1950 – Its a Hollywood Thing
At this time luxury swimwear designers were becoming bolder and it was beginning to be perfectly normal for women to wear two-piece suits in public. The idolization of movie icons like Brigitte Bardot and Marilyn Monroe was a game changer, and belly-barring was becoming less shocking. 
  Although most suits remained near the waist just above the navel, there was a re-newed emphasis on the bust. Tops were featuring haltered and bra-like designs, modest but revealing enough to put the sizzle in sun time. Swimsuits were fast becoming less about swimming and more about looking hot, hot, hot!

 1960 – From Mild to Wild
Regarded as one of the most vital turning points in the history of fashion, the hippie movement encouraged women to wear whatever they wanted … no shame, no embarrassment. Birth control became more available and reliable, facilitating women’s sexuality even further. As a result, Bikini-style swimwear got smaller, the fabric thinner and more colorful revealing just as much in back as in front. Second wave feminism was telling everyone to defy the norm and to wear whatever they wanted when they wanted; to embrace their bodies and share without shame. The movement toward anything goes had begun. 

1980 – Pumping It Up
The ‘80s ushered in a sexual assertiveness. Sculpting the body in the gym became vogue, and in the business world women were pushing against corporate America’s glass ceiling. That assertiveness birthed a more exotic bathing suit form, one as forward-thinking as the woman wearing it. Bikini lines lifted higher, 

 highlighting the hips and elongating the leg. Smaller bottoms revealed more cheek, and women’s confidence was not only breaking the glass ceiling, it was expressing their sexuality. 

1990 – Don’t Stop Now
Women’s independence continued its growth into the ‘90s. Women were furthering their education and living independent lifestyles well into their ‘30s.
   Achieving success and making themselves happy became their goals, and bathing suit styles continued its reflection of this attitude. Cuts were becoming even more risqué, with cleavage and body parts more 
exposed, and prints, colors and designs more reflective of a woman’s personality.

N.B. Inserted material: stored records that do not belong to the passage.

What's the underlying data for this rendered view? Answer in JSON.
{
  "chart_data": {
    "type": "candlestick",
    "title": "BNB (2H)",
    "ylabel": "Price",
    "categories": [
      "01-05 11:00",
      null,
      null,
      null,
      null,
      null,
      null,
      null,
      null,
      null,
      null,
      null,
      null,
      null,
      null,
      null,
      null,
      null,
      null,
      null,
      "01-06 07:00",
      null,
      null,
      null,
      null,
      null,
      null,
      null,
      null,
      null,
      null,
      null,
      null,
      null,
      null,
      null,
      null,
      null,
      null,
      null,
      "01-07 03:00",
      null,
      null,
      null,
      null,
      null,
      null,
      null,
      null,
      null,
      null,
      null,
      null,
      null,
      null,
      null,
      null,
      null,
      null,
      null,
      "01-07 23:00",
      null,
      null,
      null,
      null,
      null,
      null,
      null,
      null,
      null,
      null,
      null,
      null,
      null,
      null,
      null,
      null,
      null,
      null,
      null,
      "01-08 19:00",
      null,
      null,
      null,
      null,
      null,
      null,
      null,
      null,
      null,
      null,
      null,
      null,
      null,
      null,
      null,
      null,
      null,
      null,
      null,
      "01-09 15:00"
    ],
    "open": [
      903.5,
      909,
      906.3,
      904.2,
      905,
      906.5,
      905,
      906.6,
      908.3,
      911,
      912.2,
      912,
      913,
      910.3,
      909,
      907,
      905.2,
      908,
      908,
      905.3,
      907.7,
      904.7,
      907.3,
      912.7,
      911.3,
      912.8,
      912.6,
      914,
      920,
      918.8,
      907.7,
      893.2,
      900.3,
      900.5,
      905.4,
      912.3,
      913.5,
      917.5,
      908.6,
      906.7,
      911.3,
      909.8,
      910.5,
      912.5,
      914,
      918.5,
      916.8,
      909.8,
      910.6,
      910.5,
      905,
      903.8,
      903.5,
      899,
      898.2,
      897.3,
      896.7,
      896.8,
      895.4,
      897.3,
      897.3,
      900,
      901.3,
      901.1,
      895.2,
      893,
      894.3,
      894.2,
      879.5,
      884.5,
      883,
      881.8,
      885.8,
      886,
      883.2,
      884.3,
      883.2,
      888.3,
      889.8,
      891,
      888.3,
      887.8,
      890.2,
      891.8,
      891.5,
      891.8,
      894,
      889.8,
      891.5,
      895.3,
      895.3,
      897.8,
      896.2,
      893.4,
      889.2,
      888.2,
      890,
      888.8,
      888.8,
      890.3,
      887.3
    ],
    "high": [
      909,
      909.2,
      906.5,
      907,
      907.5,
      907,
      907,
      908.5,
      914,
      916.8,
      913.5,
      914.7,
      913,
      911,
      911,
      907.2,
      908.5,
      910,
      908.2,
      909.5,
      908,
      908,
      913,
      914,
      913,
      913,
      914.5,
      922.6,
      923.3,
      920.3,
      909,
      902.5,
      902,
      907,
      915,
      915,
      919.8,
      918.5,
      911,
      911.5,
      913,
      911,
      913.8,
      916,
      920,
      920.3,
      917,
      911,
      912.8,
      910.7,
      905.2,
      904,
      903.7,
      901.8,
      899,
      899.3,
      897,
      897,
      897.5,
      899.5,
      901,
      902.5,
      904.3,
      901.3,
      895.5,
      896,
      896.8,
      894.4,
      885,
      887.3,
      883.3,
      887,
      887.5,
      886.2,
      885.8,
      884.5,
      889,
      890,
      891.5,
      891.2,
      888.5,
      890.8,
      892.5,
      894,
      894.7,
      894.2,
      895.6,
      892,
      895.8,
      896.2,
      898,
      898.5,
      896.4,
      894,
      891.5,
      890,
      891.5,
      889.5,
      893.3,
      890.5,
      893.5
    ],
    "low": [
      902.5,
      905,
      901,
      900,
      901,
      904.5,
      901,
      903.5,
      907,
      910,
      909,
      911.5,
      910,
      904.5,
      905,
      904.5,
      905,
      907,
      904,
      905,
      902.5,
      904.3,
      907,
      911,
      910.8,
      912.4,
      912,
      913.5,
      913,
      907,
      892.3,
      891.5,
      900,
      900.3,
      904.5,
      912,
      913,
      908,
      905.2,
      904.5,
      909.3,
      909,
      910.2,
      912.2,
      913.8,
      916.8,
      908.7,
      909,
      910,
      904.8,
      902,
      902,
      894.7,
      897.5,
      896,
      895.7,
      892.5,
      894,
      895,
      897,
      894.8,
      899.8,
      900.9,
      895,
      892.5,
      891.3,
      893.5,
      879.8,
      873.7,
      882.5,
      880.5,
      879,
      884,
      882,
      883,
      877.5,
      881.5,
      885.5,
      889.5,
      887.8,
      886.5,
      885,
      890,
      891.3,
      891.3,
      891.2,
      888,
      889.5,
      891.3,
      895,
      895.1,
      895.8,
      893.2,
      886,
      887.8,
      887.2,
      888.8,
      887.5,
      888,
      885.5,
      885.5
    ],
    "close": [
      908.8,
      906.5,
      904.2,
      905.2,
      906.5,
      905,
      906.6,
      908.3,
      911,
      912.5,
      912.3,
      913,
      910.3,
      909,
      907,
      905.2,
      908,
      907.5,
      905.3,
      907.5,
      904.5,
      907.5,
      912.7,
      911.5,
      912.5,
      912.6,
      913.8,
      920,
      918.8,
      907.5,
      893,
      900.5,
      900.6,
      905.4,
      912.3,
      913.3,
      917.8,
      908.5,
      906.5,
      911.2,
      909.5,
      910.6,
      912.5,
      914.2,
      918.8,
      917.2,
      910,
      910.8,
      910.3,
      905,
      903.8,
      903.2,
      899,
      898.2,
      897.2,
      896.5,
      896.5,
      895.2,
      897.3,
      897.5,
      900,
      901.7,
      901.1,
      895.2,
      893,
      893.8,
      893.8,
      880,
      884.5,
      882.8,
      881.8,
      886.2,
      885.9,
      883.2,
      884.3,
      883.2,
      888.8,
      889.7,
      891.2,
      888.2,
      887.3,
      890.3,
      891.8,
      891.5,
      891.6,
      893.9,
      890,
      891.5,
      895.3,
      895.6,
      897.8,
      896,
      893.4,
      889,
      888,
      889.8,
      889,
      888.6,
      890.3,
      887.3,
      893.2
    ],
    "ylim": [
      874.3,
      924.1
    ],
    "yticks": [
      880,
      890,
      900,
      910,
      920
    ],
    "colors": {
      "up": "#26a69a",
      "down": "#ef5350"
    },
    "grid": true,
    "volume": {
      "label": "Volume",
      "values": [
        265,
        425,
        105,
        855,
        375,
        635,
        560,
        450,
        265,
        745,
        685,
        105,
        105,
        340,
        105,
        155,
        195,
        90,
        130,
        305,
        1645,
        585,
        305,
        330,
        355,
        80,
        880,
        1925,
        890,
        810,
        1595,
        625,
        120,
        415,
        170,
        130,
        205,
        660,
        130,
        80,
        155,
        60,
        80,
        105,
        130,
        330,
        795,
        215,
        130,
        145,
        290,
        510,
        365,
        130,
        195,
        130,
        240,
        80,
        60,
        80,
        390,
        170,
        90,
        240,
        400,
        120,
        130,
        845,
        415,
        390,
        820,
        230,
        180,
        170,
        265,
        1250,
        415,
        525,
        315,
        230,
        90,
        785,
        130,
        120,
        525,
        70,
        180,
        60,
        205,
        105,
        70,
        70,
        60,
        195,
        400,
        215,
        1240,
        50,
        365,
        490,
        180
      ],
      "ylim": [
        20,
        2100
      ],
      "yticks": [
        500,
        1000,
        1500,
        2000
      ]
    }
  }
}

Present Day – From Here to Where?
As societal mores continue evolving, and woman’s independence continues reflecting diversity and sexuality, it’s obvious that swimwear designs will follow suit. The swimwear police have fallen by the wayside. Today, the choice to cover up or strip down is up for grabs. 
  No rules apply. And if the past is anything like the future, it’s looking like the penchant for unrestricted change is here to stay.